An Act of Parliament established a Tasmanian Public Library in August 1850, marking the commitment of the government of the day to the provision of public libraries. The passing of the Act followed the introduction of a subscription library in 1849 based in a building on the corner of Barrack and Davey streets, Hobart.
A free lending library service, made possible by the Scots-American philanthropist Andrew Carnegie, began in Hobart in 1907. Carnegie provided funding in 1902 for the construction and maintenance of a building on the corner of Davey and Argyle Streets. A condition of the gift was that a free lending library be established for the public.
A Free Library Movement began in 1938 urging the provision of free public libraries throughout the State. The library in Hobart was the only such library in Tasmania, although there were a number of public subscription libraries and Mechanics' Institutes.
In 1941 the government gave a grant to the Free Library Movement to encourage the establishment of libraries in municipalities and by 1943 eleven free municipal libraries had been established.
The Libraries Act 1943 established the State Library of Tasmania under the administration of the Tasmanian Library Board. Municipal libraries were subsidised by the State upon their adopting the Act.
A network of children's libraries was established between 1945 and 1952 as a memorial to Lady Clark, the wife of Sir Ernest Clark (Governor of Tasmania from 1933 to 1945).
The building constructed for the State Library on its current site at 91 Murray Street, Hobart, was opened in 1962 with the second stage of the building completed in 1972.
The State Library advanced the integration of public library services in Tasmania in the 1970s when responsibility for municipal library services moved from local government to State Government.
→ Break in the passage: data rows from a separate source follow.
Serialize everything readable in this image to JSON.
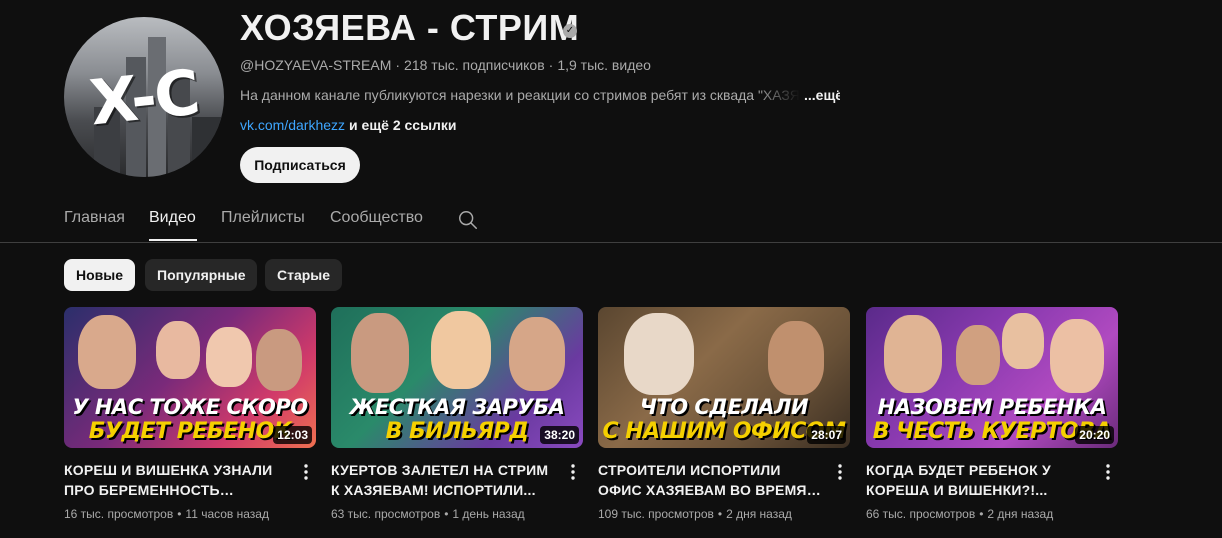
{
  "channel": {
    "title": "ХОЗЯЕВА - СТРИМ",
    "handle": "@HOZYAEVA-STREAM",
    "subscribers": "218 тыс. подписчиков",
    "video_count": "1,9 тыс. видео",
    "description": "На данном канале публикуются нарезки и реакции со стримов ребят из сквада \"ХАЗЯЕВА\"",
    "description_more": "...ещё",
    "link": "vk.com/darkhezz",
    "links_extra": "и ещё 2 ссылки",
    "subscribe_label": "Подписаться",
    "avatar_text": "X-C"
  },
  "tabs": [
    {
      "label": "Главная",
      "active": false
    },
    {
      "label": "Видео",
      "active": true
    },
    {
      "label": "Плейлисты",
      "active": false
    },
    {
      "label": "Сообщество",
      "active": false
    }
  ],
  "chips": [
    {
      "label": "Новые",
      "active": true
    },
    {
      "label": "Популярные",
      "active": false
    },
    {
      "label": "Старые",
      "active": false
    }
  ],
  "videos": [
    {
      "title": "КОРЕШ И ВИШЕНКА УЗНАЛИ ПРО БЕРЕМЕННОСТЬ ДИЛАРЫ И...",
      "views": "16 тыс. просмотров",
      "age": "11 часов назад",
      "duration": "12:03",
      "thumb_line1": "У НАС ТОЖЕ СКОРО",
      "thumb_line2": "БУДЕТ РЕБЕНОК",
      "thumb_accent": "#f5d000"
    },
    {
      "title": "КУЕРТОВ ЗАЛЕТЕЛ НА СТРИМ К ХАЗЯЕВАМ! ИСПОРТИЛИ...",
      "views": "63 тыс. просмотров",
      "age": "1 день назад",
      "duration": "38:20",
      "thumb_line1": "ЖЕСТКАЯ ЗАРУБА",
      "thumb_line2": "В БИЛЬЯРД",
      "thumb_accent": "#f5d000"
    },
    {
      "title": "СТРОИТЕЛИ ИСПОРТИЛИ ОФИС ХАЗЯЕВАМ ВО ВРЕМЯ РЕМОНТА...",
      "views": "109 тыс. просмотров",
      "age": "2 дня назад",
      "duration": "28:07",
      "thumb_line1": "ЧТО СДЕЛАЛИ",
      "thumb_line2": "С НАШИМ ОФИСОМ",
      "thumb_accent": "#f5d000"
    },
    {
      "title": "КОГДА БУДЕТ РЕБЕНОК У КОРЕША И ВИШЕНКИ?!...",
      "views": "66 тыс. просмотров",
      "age": "2 дня назад",
      "duration": "20:20",
      "thumb_line1": "НАЗОВЕМ РЕБЕНКА",
      "thumb_line2": "В ЧЕСТЬ КУЕРТОВА",
      "thumb_accent": "#f5d000"
    }
  ],
  "icons": {
    "verified": "verified-check-icon",
    "search": "search-icon",
    "more": "more-vertical-icon"
  }
}
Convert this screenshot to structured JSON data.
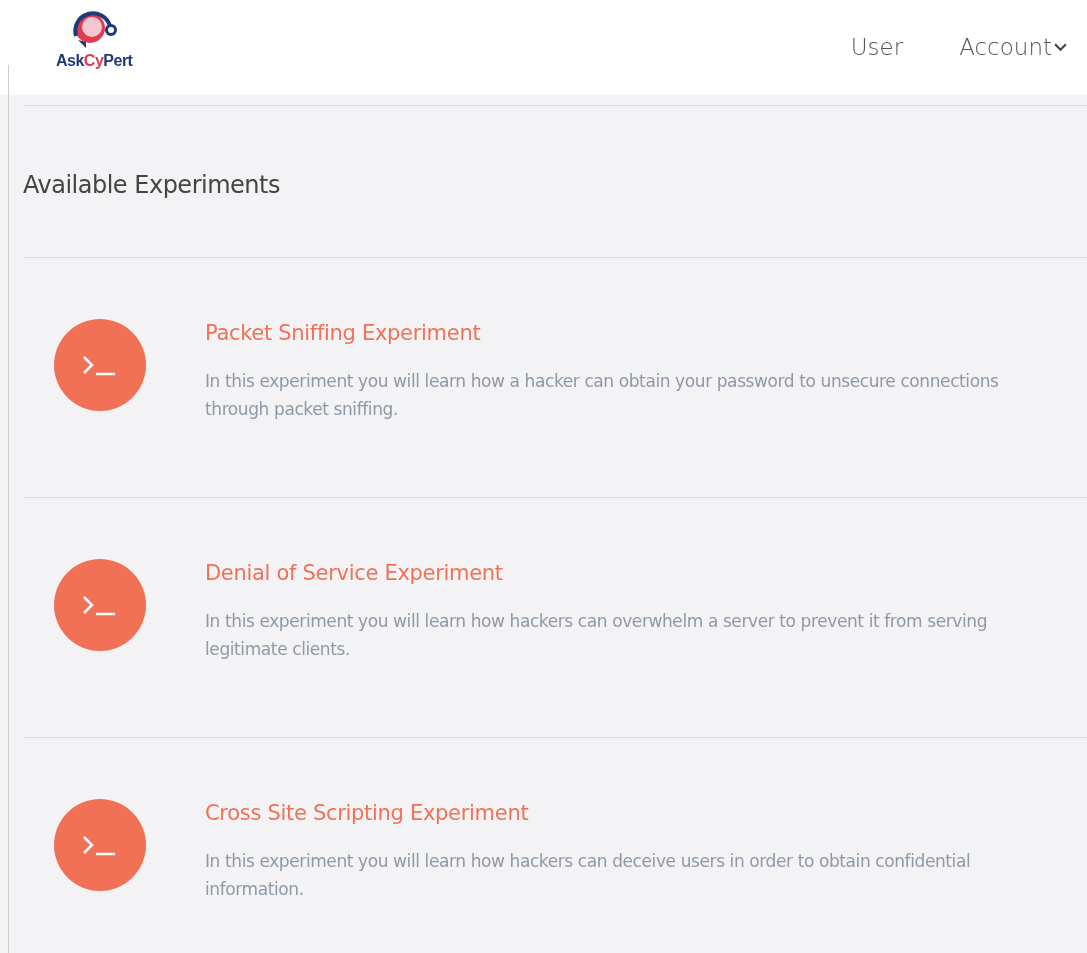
{
  "header": {
    "logo": [
      {
        "text": "Ask",
        "highlight": false
      },
      {
        "text": "Cy",
        "highlight": true
      },
      {
        "text": "Pert",
        "highlight": false
      }
    ],
    "nav": [
      {
        "label": "User",
        "dropdown": false
      },
      {
        "label": "Account",
        "dropdown": true
      }
    ]
  },
  "section_title": "Available Experiments",
  "experiments": [
    {
      "title": "Packet Sniffing Experiment",
      "description": "In this experiment you will learn how a hacker can obtain your password to unsecure connections through packet sniffing."
    },
    {
      "title": "Denial of Service Experiment",
      "description": "In this experiment you will learn how hackers can overwhelm a server to prevent it from serving legitimate clients."
    },
    {
      "title": "Cross Site Scripting Experiment",
      "description": "In this experiment you will learn how hackers can deceive users in order to obtain confidential information."
    }
  ]
}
An administrative structure was adopted with a regional headquarters in each of seven regions responsible for all libraries within that region.
The Libraries Act 1984 addressed the anomaly of the State Librarian reporting both to the Tasmanian Library Board and to the Minister by establishing the Tasmanian Library Advisory Board as the sole body providing advice to the Minister on the delivery of library services in Tasmania.
In 1991 the regional structure of the State Library became an area structure with two areas of administration, north and south. This structure was abolished in 1994 in favour of a statewide administration.
Over time the Library has been enriched by several important bequests and entrusted to manage significant collections:
- the William Walker Collection in 1924 and 1933
- the Allport Library and Museum of Fine Arts in 1965
- the W. L. Crowther Library in several stages in the 1960s and 1970s.